I’m sorry, what reasonable disagreement should we have? You want to deny my friends and my family fundamental rights afforded to all Americans and humans all over the world. There’s no reasonable disagreement to be had, any more than there was on the topic of slavery. You’re wrong, you’re on the wrong side of history, and there’s no reason to pretend otherwise.
It was also phenomenally dumb for an assortment of reasons that we’ve gone over in this thread. Yes, even statement meant as inflammatory hyperbole can be better or worse; yours falls clearly deep in the “worse” end of that spectrum, around “is this guy even serious?”
But you’re not banning me from marrying someone because of my sexual orientation; you’re banning me from marrying someone because of my sex.
Pre-Loving, people said You Can’t Marry Her, Because You’re White; If You Were Black, You Totally Could. Post-Loving, you’re saying You Can’t Marry Him, Because You’re Male; If You Were Female, You Totally Could.
They were wrong then, and would need to do better than “rational basis” now. You’re wrong now, and need to do better than “rational basis” now.
“We only hire females” requires intermediate scrutiny; it can be done, but it’s hard. “We only hire blacks” requires strict scrutiny; it can still be done, but it’s even harder. "We only hire people who are at least eighteen – sure, that’s an easy bit of rational basis, but this ain’t that.
This you’d let me do if I were a different [del]race[/del] sex; rational basis ain’t enough.
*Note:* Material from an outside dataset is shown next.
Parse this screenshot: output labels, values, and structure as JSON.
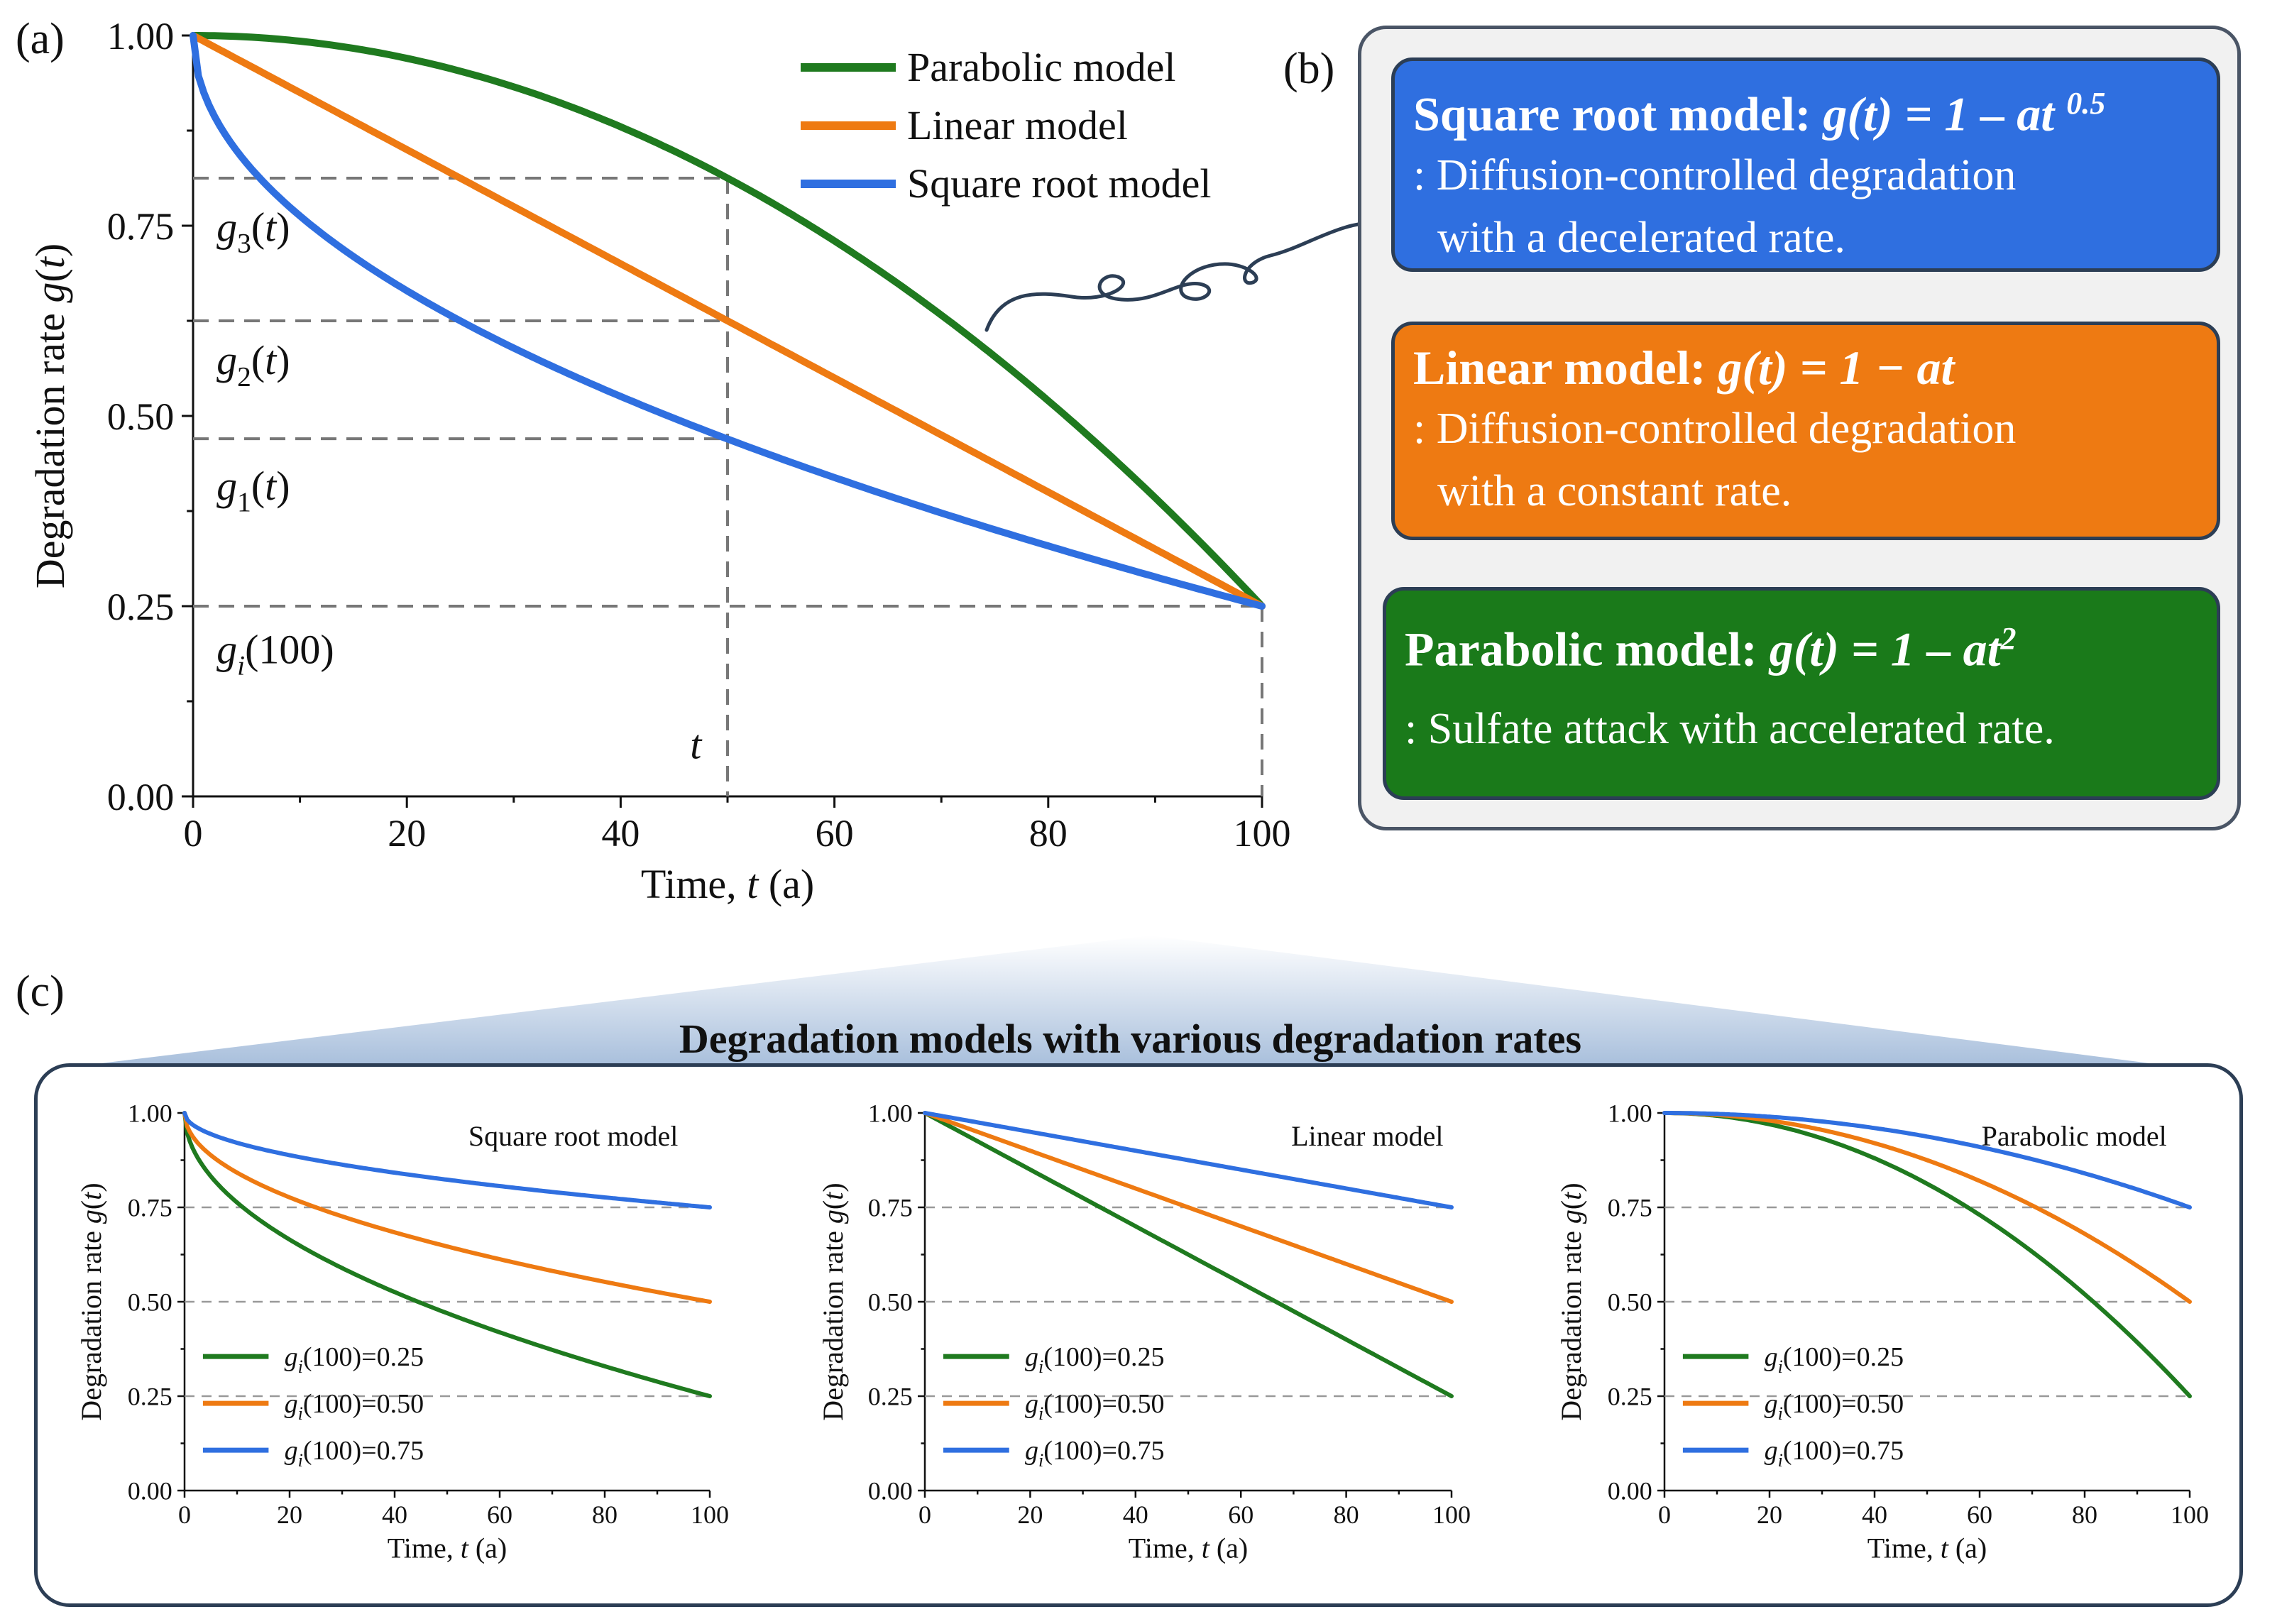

Having studied all the possible harms that anyone can imagine is not a reasonable standard. It’s incumbent on supporters of discriminatory laws to demonstrate a reason–any reason–for the discrimination. And they’ve failed spectacularly to do so, despite tremendous effort at doing so.
Sure. Fortunately, it’s trivially easy. Jim Crow treated black people as second-class citizens, denying them rights for no good reason, instead basing the discrimination initially on explicit racism, and later changing it to states’ rights arguments when society started to frown on that sort of explicit racism. Some folks were okay with that. Anti-SSM laws treat gay people as second-class citizens, denying them rights for no good reason, instead basing the discrimination initially on explicit homophobia, and later changing it to states’ rights arguments when society started to frown on that sort of explicit homophobia. Some folks are okay with that. In the particulars, there are a few differences, but the structure of both systems have significant relevant similarities.
No, we don’t need to debate every word out there.
Wow, it’s a textbook example of one of the Good Doctor’s observations:
[QUOTE=Isaac Asimov]
Anti-intellectualism has been a constant thread winding its way through our political and cultural life, nurtured by the false notion that democracy means that “my ignorance is just as good as your knowledge”.
[/QUOTE]
Yes, in much the same way that the lightning doesn’t compare with the lightning bug.